Malha segregada - Ao exaltar que a proteção à vida está em primeiro lugar e que ações educativas são importantes, mas a estrutura segura e segregada do trânsito é o que salva vidas, a representante da Ameciclo, Gaia Lourenço, pontuou estudos feitos pelo coletivo. "A gente levantou que mais de 85% da população utiliza modos sustentáveis e, apesar disso, o investimento em vias para automóveis no Recife é cinco vezes maior que os demais modos de transporte. Pedestres, ciclistas e usuários do transporte público representam 85% do deslocamento, e é justo que a gente receba 85% dos investimentos. É uma conta direta e simples, qualquer coisa fora disso é, no mínimo, irracional".

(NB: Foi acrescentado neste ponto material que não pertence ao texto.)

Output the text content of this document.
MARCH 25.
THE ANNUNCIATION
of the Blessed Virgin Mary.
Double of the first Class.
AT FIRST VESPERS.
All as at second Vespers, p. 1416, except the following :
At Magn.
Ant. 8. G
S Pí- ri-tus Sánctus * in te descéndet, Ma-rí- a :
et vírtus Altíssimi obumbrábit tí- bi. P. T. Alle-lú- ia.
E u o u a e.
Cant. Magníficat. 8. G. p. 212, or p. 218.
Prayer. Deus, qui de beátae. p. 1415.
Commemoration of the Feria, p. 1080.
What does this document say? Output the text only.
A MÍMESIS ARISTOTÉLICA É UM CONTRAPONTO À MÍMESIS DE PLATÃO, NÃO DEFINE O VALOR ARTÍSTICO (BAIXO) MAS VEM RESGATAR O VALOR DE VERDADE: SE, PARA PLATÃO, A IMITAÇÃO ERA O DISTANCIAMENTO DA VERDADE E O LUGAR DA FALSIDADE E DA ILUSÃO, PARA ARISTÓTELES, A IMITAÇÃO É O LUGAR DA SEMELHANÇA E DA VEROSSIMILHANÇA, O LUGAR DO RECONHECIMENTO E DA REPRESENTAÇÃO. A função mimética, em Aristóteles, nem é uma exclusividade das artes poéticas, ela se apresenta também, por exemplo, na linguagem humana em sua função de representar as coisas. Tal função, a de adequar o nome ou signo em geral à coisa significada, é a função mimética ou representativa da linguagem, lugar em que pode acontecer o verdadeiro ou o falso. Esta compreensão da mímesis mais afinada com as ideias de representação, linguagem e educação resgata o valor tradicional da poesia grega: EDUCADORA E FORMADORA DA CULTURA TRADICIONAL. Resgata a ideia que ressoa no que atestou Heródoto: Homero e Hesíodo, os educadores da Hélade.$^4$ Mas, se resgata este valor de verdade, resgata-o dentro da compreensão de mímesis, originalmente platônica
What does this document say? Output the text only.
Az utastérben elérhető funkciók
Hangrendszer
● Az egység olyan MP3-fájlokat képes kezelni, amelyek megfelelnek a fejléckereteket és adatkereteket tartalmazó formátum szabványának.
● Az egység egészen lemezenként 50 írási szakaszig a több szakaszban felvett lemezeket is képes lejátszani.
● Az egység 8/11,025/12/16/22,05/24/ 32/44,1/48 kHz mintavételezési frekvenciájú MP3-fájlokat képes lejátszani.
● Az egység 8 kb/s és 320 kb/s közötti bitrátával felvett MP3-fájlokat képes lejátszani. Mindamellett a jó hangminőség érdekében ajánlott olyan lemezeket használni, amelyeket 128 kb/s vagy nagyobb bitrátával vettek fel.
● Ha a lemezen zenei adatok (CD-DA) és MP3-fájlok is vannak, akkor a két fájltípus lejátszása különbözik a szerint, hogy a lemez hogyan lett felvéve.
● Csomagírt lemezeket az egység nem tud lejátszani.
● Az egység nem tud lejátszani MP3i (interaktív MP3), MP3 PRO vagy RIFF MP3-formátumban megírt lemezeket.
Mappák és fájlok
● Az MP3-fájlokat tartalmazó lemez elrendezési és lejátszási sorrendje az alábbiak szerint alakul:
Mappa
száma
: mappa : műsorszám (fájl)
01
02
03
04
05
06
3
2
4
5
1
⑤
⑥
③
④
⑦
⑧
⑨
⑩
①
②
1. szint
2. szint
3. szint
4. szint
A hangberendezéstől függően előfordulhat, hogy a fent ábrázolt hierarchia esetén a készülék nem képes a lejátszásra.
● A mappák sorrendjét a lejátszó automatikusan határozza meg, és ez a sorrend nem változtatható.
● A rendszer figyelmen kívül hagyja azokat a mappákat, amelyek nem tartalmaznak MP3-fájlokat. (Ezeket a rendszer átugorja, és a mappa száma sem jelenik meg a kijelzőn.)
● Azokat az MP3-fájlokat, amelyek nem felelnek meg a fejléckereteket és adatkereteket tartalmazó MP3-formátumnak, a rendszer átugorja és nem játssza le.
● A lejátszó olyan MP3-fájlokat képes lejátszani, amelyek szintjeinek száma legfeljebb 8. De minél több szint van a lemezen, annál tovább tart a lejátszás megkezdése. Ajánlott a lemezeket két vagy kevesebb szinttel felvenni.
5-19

Gaia Lourenço fez, ainda, observações sobre a mobilidade de Fortaleza. "Dá vontade de chorar assistindo essa apresentação de Fortaleza porque Recife tem isso também, é uma cidade do Nordeste e não é uma realidade distante. Está aqui do lado, a gente tem tudo pra fazer a mesma coisa, todo o potencial. Estamos em um momento chave que não é mais possível esperar pelas decisões individuais das pessoas escolherem outro modo de transporte para realizar o deslocamento diário, as cidades precisam assumir a sua parcela de responsabilidade diante da urgência que também temos do aquecimento global".
Já Marcos Sousa, do portal Mobilize Brasil, contou que a pandemia acalmou os ânimos no trânsito de São Paulo. "Era possível caminhar e pedalar com tranquilidade. Isso poderia ter sido um aprendizado para a cidade, mas nada aconteceu. O novo normal é um normal piorado. Os carros voltaram com toda a virulência e, apesar da grande reclamação que se tem do aumento do combustível e estacionamento na região central, as pessoas continuam utilizando automóvel e isso pode se dar pelas condições precárias de transporte. Se houvesse uma gradativa transição para os investimentos que são feitos para automóveis e começassem a ser feitos para móveis ativos, a cidade teria muito a ganhar com isso".
No que lhe concerne, representando a Bike Anjo, Ricardo Américo exaltou que o transporte motorizado foi prioridade no Recife durante anos, mas está mudando. "Temos 85% da população que realmente se desloca pelo transporte ativo ou público, porém, menos de 5% dos recursos são destinados a esse transporte. Anos de política de priorização do automóvel fez do Recife a capital com a pior mobilidade urbana em três anos consecutivos, e a 10ª pior no mundo, segundo o TomTom Traffic. Ainda tem o índice de sinistro, colisões e atropelamentos ocorridos aqui, e somos a capital que mais ocasiona esse tipo de situação entre motoristas, pedestres e ciclistas, segundo a própria DPVAT (Danos Pessoais por Veículos Automotores Terrestres). Esses fatores reforçam a ideia de que investir no transporte de carro é uma forma irracional que não mais se sustenta pelo tempo que a gente perde nos engarrafamentos e também como as vidas são perdidas durante esses incidentes que acontecem".